Yesterday, The New York Times had two articles on scientific publishing. The first, titled, “Beyond Publish or Perish, Scientific Papers Look to Make Splash” actually made the cover page! The second, “What Happens When Scientists Cheat,” was a short “left-hand column” editorial. Both deserve a comment here.
The article is a bit of bash on Science for being quick in their review process and intent on “bringing more visibility to the work it publishes.” I don’t actually see a problem with either the speed of Science‘s reviewing and decisions or the goal of visibility. Science is published by AAAS, an organization focused on raising awareness about science among the general public. For JGR Space Physics, I am not swayed by pretty pictures and neither, I think, are the other editors or the vast majority of the reviewers. It’s okay to include it, but it doesn’t really help publication. However, I’ll gladly take your “splash” for potential cover artwork for the issue in which your paper appears. So, please be thinking about this. We’re getting some great submissions.

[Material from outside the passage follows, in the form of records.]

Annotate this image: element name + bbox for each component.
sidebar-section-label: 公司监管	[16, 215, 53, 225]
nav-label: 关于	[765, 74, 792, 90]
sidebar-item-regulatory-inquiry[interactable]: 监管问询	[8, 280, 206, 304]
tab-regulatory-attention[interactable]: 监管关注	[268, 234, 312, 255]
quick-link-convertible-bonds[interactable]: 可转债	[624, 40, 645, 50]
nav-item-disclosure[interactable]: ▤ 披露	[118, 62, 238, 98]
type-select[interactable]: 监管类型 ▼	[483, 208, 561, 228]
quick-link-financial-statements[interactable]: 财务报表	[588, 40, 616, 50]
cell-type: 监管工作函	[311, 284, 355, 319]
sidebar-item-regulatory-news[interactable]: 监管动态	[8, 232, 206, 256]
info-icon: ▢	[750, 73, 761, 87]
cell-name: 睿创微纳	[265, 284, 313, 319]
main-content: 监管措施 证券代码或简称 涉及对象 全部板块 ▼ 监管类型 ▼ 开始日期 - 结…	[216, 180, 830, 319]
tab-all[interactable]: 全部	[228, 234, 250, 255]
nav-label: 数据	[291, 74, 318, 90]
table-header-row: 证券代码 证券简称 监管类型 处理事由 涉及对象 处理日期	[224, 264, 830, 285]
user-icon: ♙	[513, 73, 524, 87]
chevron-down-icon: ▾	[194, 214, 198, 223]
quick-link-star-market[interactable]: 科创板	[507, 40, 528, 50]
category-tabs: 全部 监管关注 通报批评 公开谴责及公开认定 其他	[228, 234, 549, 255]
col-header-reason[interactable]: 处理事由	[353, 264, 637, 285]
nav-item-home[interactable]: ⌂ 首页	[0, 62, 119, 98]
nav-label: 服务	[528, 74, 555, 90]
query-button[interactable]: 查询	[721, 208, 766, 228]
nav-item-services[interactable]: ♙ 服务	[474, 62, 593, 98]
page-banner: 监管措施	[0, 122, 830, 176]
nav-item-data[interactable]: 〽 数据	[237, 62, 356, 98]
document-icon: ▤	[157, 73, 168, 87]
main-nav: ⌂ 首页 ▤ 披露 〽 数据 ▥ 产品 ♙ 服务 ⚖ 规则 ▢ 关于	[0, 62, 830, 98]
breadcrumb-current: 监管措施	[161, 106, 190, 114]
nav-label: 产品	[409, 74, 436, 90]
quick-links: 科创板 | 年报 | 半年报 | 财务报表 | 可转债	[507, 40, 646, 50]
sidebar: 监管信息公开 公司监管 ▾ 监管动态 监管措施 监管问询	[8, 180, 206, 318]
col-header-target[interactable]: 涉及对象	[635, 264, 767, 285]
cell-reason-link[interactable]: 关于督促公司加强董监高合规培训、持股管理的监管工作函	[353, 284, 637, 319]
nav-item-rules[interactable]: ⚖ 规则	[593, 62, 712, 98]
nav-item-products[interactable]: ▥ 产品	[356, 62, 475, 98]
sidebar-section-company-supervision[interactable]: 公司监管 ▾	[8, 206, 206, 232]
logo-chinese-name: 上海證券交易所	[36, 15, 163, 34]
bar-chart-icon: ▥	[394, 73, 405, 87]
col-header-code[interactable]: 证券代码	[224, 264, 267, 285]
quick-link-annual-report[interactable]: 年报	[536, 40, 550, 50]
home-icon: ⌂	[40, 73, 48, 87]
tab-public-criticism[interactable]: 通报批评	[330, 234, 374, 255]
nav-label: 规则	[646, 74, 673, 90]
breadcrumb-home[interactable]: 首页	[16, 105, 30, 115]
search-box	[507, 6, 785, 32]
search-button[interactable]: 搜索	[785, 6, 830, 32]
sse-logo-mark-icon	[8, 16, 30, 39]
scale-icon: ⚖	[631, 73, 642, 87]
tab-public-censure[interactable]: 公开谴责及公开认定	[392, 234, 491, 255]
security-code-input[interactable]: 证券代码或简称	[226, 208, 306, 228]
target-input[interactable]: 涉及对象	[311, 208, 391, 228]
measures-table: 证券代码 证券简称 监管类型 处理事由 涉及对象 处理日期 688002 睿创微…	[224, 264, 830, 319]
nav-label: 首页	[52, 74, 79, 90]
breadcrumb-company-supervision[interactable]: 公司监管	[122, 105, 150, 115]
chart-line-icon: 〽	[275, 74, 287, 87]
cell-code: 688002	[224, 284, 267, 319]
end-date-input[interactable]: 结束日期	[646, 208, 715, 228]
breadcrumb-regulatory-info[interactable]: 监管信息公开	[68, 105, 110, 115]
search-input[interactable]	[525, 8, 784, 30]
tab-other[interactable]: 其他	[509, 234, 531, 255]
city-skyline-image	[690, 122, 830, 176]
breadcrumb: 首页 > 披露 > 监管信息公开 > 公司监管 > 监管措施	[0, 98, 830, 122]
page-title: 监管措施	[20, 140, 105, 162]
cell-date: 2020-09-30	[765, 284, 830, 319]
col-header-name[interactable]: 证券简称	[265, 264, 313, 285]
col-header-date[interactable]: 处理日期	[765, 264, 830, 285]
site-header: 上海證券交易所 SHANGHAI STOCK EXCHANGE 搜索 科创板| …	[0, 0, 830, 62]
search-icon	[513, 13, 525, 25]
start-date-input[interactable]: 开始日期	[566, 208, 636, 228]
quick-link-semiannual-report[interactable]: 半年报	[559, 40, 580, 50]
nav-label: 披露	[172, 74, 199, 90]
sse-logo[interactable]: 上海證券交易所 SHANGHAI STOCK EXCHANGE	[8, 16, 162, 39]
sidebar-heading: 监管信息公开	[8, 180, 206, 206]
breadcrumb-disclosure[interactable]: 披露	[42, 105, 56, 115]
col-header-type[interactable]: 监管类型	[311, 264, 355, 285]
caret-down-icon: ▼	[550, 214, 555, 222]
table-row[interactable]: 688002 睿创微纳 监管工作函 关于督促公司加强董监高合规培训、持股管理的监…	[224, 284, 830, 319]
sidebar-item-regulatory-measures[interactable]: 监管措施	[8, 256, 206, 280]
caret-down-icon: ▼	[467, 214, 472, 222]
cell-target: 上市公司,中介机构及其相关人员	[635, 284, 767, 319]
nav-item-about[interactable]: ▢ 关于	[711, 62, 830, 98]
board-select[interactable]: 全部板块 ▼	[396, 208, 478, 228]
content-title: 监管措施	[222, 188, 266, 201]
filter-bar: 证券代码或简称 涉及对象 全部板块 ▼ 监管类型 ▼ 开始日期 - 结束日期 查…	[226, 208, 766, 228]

The article concludes with an example of a coding error that wasn’t caught by either the authors or the reviewers prior to publication in Science. I agree with the research article’s author: I don’t think peer review would have caught the error. Unless, of course, the journal enforces open code as part of its Data Availability Policy. It is examples like this that justify AGU’s inclusion of code in its Open Data Policy. At JGR Space Physics, code availability is optional but I strongly encourage it. Code output, however, is “numerical data,” and must be made available to readers.
The editorial is an additional testament to the correctness of AGU’s Open Data Policy. It laments the perceived rise of cheating in scientific papers but goes on to say that cheating by authors cannot be caught by peer reviewers when the data behind the study is not open and available. The main recommendation at the end of the editorial is exactly what AGU is doing (and, it should be noted, what AAAS-Science already does, also).
An interesting side point: the front-page article was continued on a page within the Business section (hmm?!) and under a different title, “Beyond Publish or Perish, Journals Seek Big Splash.” The change from “papers” to “journals” is significant because it completely shifts the focus from the research paper authors to the editors and publishers of the paper. To be fair, both points were addressed in the article. Online, it has yet another title, “Academics Seek Big Splash,” a title that is devoid of a reference to publishing. Finally, the editorial also had a different online title, simply “Scientists Who Cheat,” which isn’t an accurate description of the content, in my opinion. Neither title is good for space physics, though, because they both closely link the words “scientists” and “cheat.” Ugh.